Asia report: Markets mixed as unemployment falls in Australia
Markets in Asia closed in a mixed state on Thursday, as traders in mainland China returned to work after the Lunar New Year holiday.
In Japan, the Nikkei 225 was down 0.19% at 30,236.09, as the yen strengthened 0.12% against the dollar to last trade at JPY 105.74.
Of the major components on the benchmark index, robotics specialist Fanuc was up 0.17% and Uniqlo owner Fast Retailing surged 4.58%, while technology giant SoftBank Group was 0.62% weaker.
The broader Topix index was 1% weaker by the end of trading in Tokyo, closing at 1,941.91.
On the mainland, the Shanghai Composite was ahead 0.55% at 3,675.36, and the smaller, technology-centric Shenzhen Composite was 0.41% lower at 2,450.39.
South Korea’s Kospi was down 1.5% at 3,086.66, while the Hang Seng Index in Hong Kong lost 1.58% to close at 30,595.27.
The blue-chip technology stocks were lower in Seoul, with Samsung Electronics down 1.32% and chipmaker SK Hynix 3.08% weaker.

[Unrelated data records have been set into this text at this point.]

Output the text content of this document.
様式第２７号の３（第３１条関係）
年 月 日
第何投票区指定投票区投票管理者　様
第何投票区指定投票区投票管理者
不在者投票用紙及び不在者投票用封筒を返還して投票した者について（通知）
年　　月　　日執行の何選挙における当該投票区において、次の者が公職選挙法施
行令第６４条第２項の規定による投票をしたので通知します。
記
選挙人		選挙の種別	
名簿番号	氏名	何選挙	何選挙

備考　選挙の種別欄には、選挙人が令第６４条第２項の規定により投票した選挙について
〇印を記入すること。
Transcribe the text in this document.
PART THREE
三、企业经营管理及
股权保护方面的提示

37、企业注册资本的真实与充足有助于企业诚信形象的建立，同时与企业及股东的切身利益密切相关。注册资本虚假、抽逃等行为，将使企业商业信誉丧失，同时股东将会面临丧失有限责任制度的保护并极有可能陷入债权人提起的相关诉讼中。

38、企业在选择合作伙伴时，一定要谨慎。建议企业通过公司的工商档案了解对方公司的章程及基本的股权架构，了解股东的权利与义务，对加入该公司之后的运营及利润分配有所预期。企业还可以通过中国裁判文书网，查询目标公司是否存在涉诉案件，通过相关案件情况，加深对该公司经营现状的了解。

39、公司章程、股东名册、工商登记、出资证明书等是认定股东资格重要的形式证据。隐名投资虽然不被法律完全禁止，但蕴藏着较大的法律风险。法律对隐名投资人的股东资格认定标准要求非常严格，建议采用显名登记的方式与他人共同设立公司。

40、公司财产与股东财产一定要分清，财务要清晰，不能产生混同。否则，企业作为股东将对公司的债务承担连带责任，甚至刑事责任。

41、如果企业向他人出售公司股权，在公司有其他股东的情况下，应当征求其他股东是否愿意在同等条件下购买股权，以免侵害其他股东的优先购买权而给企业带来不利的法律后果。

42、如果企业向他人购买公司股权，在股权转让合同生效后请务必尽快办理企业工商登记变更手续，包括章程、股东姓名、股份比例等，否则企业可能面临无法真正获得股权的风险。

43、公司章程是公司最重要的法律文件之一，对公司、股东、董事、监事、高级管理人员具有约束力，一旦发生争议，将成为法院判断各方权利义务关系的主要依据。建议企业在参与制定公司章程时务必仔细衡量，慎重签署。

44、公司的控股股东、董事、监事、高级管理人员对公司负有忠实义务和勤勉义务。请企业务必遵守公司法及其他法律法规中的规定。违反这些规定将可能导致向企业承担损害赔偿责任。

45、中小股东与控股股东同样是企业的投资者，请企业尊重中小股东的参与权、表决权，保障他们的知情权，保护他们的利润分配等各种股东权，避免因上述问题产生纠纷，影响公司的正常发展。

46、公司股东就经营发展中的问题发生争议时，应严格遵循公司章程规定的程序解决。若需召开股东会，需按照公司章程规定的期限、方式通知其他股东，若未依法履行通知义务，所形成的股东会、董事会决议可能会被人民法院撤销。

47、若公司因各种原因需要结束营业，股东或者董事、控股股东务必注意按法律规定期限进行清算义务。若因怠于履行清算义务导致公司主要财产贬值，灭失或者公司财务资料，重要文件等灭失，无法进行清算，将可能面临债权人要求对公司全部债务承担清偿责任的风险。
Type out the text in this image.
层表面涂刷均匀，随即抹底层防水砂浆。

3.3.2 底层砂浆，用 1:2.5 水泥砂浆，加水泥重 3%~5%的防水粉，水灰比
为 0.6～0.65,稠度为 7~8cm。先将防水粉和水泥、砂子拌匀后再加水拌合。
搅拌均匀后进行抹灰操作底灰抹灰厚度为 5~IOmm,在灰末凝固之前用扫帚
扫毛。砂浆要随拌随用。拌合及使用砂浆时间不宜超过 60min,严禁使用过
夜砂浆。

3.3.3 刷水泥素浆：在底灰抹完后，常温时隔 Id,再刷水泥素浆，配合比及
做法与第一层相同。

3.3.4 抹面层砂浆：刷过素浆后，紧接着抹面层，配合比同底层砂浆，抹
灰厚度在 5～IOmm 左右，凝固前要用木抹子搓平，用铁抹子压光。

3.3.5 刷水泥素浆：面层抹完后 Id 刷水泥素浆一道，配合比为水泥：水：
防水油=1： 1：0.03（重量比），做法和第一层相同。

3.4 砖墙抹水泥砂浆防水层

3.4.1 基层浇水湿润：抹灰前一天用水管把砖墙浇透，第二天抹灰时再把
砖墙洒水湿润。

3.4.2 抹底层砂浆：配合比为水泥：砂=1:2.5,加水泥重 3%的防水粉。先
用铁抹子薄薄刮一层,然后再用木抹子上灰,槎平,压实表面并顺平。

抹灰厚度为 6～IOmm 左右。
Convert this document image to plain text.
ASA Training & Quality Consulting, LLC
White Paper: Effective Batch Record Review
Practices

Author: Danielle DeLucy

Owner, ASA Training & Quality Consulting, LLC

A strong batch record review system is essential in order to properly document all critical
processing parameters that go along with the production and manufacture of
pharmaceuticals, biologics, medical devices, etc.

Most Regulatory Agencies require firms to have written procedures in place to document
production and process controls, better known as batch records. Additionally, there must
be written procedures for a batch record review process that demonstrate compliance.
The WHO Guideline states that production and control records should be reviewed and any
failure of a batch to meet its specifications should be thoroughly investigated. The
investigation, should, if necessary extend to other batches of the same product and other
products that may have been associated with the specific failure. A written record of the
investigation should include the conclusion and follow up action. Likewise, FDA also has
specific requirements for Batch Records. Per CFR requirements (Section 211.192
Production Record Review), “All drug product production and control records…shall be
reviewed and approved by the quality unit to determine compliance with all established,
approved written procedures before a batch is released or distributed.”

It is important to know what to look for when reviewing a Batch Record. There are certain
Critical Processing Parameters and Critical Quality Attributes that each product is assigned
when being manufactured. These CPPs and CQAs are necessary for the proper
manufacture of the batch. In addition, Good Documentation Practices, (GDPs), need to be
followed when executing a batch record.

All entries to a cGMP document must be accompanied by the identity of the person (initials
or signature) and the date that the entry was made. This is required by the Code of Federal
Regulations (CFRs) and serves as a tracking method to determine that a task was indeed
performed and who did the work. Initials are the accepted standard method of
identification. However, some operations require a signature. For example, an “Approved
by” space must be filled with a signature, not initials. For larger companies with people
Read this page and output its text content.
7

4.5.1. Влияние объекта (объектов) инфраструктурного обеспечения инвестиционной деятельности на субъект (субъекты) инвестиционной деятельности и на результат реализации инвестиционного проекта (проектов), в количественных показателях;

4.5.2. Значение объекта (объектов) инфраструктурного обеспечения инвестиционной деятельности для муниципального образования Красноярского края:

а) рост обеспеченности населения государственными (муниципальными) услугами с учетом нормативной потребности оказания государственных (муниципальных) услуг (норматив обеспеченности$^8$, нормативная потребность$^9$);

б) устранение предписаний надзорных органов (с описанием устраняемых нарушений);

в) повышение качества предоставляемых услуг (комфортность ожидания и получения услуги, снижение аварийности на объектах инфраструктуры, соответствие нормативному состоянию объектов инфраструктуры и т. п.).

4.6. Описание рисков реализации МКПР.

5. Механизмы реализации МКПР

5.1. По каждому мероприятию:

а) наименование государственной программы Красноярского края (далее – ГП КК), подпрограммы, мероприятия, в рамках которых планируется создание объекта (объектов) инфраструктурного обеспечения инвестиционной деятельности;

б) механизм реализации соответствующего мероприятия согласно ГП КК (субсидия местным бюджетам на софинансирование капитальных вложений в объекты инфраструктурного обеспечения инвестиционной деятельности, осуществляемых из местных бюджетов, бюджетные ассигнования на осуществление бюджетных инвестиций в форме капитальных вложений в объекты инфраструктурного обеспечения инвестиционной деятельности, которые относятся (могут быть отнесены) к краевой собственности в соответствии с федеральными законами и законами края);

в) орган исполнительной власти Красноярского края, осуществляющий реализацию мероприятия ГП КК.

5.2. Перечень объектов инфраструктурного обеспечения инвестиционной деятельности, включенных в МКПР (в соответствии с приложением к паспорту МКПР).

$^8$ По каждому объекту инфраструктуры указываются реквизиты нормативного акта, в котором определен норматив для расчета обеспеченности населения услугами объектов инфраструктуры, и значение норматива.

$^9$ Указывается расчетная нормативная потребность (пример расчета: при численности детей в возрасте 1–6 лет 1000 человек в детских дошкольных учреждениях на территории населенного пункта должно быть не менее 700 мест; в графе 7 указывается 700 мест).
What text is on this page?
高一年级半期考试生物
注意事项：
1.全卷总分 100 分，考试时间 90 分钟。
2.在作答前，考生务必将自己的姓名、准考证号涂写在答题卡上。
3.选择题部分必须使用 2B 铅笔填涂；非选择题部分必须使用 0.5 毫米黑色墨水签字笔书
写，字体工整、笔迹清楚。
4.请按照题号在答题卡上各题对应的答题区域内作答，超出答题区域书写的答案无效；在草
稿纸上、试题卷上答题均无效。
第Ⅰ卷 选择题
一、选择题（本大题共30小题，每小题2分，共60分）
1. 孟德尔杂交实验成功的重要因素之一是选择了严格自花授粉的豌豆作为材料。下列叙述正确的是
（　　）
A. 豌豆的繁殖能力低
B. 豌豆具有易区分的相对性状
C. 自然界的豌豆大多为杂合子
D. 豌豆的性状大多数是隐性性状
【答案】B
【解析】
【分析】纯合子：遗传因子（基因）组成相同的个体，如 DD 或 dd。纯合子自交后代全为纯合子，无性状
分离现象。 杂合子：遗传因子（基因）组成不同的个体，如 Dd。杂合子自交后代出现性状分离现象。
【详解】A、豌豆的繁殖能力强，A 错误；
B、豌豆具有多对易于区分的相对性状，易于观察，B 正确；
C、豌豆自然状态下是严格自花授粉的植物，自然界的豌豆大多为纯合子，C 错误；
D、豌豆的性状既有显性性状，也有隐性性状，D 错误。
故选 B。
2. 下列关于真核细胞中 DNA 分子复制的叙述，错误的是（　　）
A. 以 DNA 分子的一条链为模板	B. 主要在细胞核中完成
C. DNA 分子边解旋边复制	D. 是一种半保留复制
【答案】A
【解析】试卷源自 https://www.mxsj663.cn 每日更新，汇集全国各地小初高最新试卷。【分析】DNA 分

Oil prices were higher as the region went to bed, with Brent crude last up 0.34% at $64.56 per barrel, and West Texas Intermediate rising 0.34% at $61.35.
In Australia, the S&P/ASX 200 eked out gains of 0.01% to 6,885.90, as the country’s unemployment rate fell to 6.4% in January.
The Australian Bureau of Statistics said that seasonally-adjusted measure was down from the 6.6% it reported in December.
“We’ve seen the underemployment rate fall to 8.1% - the lowest level since 2014,” said federal Treasurer Josh Frydenberg in a press conference.
“And when you look across the country and the states’ performance, Tasmania is leading the way at 5.9% unemployment.”
Frydenberg said there were still some regions and sectors that were struggling through the effects of the Covid-19 pandemic.
“But the overall trajectory in our labour market has been in the right direction.”
Australia’s ‘JobKeeper’ subsidy - a top-up payment to wages intended to keep people employed during the coronavirus crisis - is due to end next month.
Across the Tasman Sea, New Zealand’s S&P/NZX 50 was off 0.32% at 12,633.60, as earnings season rolled on in the island nation.
Airport operator AIAL was down 1% after it swung to losses amid the Covid-19 pandemic and a complete shutdown on tourism to New Zealand, while Australia and New Zealand Banking Group was ahead 2.99% in Wellington after it reported record new mortgages in the country in the December quarter.
Both of the down under dollars were stronger on the greenback, with the Aussie last ahead 0.31% at AUD 1.2863, and the Kiwi advancing 0.27% to NZD 1.3871.